What Is SPF – And Why It Is Essential If Your Server Handles Email
One of the biggest issues with email has always been how vulnerable it is to spoofing, with the mail client and server trusting the input given by the user for identification of the sender. Spammers often abused this to send email giving the impression that it came from a reputable source. A solution was needed to ensure that email was only accepted from the rightful sender to reduce the amount of spam sent and to make it harder for a spammer to make the email appear to be coming from a reputable domain.
SPF Solution
This is where SPF, or Sender Policy Framework, comes in. This is a method by which the owner of a domain can use a special DNS record to specify which servers should be sending email on behalf of the domain. Servers receiving email will check for SPF records for the domain that the email purports to come from; if the sending server doesn’t match any record then the email will be discarded, and if there is a match it will be delivered. If the domain lacks an SPF record, some servers may deliver the email, some may flag it as spam, and others may discard it depending on their configuration.
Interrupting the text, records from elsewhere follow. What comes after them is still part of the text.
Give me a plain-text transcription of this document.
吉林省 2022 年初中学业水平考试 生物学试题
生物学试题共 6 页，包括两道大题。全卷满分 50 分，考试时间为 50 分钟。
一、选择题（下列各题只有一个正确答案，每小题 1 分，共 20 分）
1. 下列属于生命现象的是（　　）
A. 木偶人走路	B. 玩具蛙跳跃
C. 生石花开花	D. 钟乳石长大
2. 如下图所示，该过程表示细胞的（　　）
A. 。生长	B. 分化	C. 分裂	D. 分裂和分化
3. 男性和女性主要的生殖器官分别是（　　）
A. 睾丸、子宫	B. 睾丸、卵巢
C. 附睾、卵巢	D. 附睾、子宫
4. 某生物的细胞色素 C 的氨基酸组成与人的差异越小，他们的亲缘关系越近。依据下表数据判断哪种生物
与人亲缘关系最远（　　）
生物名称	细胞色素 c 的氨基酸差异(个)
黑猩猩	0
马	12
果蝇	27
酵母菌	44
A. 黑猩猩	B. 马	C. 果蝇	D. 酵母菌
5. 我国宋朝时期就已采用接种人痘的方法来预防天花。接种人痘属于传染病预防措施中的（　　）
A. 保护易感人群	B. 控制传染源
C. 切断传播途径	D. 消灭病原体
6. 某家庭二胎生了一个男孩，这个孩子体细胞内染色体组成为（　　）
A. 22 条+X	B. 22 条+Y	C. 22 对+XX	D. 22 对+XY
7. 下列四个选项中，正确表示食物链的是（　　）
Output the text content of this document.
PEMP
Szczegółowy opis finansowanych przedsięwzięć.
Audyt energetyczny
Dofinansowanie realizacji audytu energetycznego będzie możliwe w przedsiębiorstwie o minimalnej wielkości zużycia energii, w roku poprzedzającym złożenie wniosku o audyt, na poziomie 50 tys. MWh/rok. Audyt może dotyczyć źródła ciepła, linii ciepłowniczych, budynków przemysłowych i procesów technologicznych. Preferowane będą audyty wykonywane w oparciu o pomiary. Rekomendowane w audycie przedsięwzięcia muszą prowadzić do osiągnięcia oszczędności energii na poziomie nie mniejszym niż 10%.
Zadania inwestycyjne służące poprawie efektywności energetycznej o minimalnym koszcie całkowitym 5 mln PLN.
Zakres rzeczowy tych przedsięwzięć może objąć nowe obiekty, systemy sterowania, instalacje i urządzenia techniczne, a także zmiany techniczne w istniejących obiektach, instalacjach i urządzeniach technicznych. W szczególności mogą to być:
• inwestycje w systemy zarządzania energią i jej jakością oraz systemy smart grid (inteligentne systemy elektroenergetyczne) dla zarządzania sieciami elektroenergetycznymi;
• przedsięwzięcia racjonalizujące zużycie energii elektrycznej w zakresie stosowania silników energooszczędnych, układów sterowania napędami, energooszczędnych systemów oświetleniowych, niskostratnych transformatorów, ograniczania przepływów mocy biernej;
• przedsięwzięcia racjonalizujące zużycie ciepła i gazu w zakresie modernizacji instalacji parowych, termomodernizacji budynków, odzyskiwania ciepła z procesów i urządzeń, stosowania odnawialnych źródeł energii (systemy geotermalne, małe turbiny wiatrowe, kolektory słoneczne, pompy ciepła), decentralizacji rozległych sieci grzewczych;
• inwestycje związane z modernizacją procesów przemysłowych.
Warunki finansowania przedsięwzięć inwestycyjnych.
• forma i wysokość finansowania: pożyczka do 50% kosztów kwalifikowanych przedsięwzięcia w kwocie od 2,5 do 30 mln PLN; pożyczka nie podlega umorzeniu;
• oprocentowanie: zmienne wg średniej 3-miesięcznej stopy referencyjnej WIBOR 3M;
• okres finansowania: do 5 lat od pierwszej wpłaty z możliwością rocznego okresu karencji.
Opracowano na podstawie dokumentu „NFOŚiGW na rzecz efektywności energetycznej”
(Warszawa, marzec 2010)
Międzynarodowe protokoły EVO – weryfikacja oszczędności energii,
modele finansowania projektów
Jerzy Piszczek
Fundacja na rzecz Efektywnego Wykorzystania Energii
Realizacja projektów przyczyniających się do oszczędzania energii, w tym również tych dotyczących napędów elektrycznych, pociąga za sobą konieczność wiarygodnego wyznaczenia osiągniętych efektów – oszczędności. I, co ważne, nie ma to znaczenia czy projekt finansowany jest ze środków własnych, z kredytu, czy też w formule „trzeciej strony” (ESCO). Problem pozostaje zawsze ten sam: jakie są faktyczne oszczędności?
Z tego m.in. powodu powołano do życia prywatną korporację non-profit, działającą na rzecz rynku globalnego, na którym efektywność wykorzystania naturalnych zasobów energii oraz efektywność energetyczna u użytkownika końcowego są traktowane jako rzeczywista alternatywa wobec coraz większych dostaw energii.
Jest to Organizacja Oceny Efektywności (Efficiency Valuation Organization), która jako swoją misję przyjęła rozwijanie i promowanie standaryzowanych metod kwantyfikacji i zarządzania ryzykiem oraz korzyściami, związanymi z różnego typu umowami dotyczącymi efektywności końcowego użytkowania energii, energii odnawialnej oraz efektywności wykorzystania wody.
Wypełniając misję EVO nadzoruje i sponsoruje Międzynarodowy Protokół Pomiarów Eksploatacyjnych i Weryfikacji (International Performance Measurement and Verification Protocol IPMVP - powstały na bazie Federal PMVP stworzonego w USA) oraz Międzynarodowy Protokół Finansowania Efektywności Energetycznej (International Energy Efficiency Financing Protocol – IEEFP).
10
So now we’ve established how SPF works, let’s look at how we can create an SPF record for a particular domain. An SPF record is a specially formatted TXT record that specifies the details of any servers that can and can’t send mail for the domain. Here’s an easy example using the SPF record for example.com:
example.com. 60 IN TXT “v=spf1 -all”
To show that the DNS TXT record is for SPF, the record starts with “v=spf1”. This is then followed by the rules of where it can and can’t send email separated by spaces. In this instance, there is only one rule which is “-all”, which tells a mail server reading the record that nowhere should be sending mail for that domain.
Understanding SPF Rules
As with everything else, the rules need to be formatted in a specific way to be understood.
Here’s a list of the options:
all Matches any domain.
a Matches any domain whose DNS A or AAAA records match the sending IP.
MX Matches any domain whose DNS MX records match the sending IP.
PTR Matches if the domain in the IPs PTR record matches the sender’s domain.
EXISTS Matches if the domain name resolves to any address.
INCLUDE References another domains SPF record and matches any domains that match settings for that record.
IP4 Match a specific IPv4 address or range of addresses specified in CIDR notation, eg IP4:xxx.xxx.xxx.xxx/xx.
IP6 Match a specific IPv6 address or range similarly to the above.
There are also modifiers that dictate how these matches should be handled:
+ Mail received that matches this rule should pass; this is the default action and as such the + is optional.
– Mail received that matches this rule should be rejected.
~ Mail received that matches this rule should pass but be flagged.
? Mail received that matches this rule should have no policy set (would be handled the same as a domain without SPF).
In real-world use, the only modifier you will likely use would be the – one.
Now let’s look at a simple example SPF record that will work as a base for most domains:
v=spf1 a mx -all
In this case, the rule allows for acceptance of email from servers where the A or AAAA records for the domain match the sending server’s IP, or where the server sending the mail is in the domain’s MX records. In all other cases the email should be rejected. If you have servers that also send email, such as status and monitoring email that you find are rejected, you can also specify their IPs individually in your SPF record to ensure they come through to you. For example:
v=spf1 a mx ip:192.168.1.23 -all
That’s pretty much all there is to it – quite simple for something that initially can look quite confusing. From here you should be able to put together what you need for an SPF record for your domain and hopefully avoid any future email bounced as spam.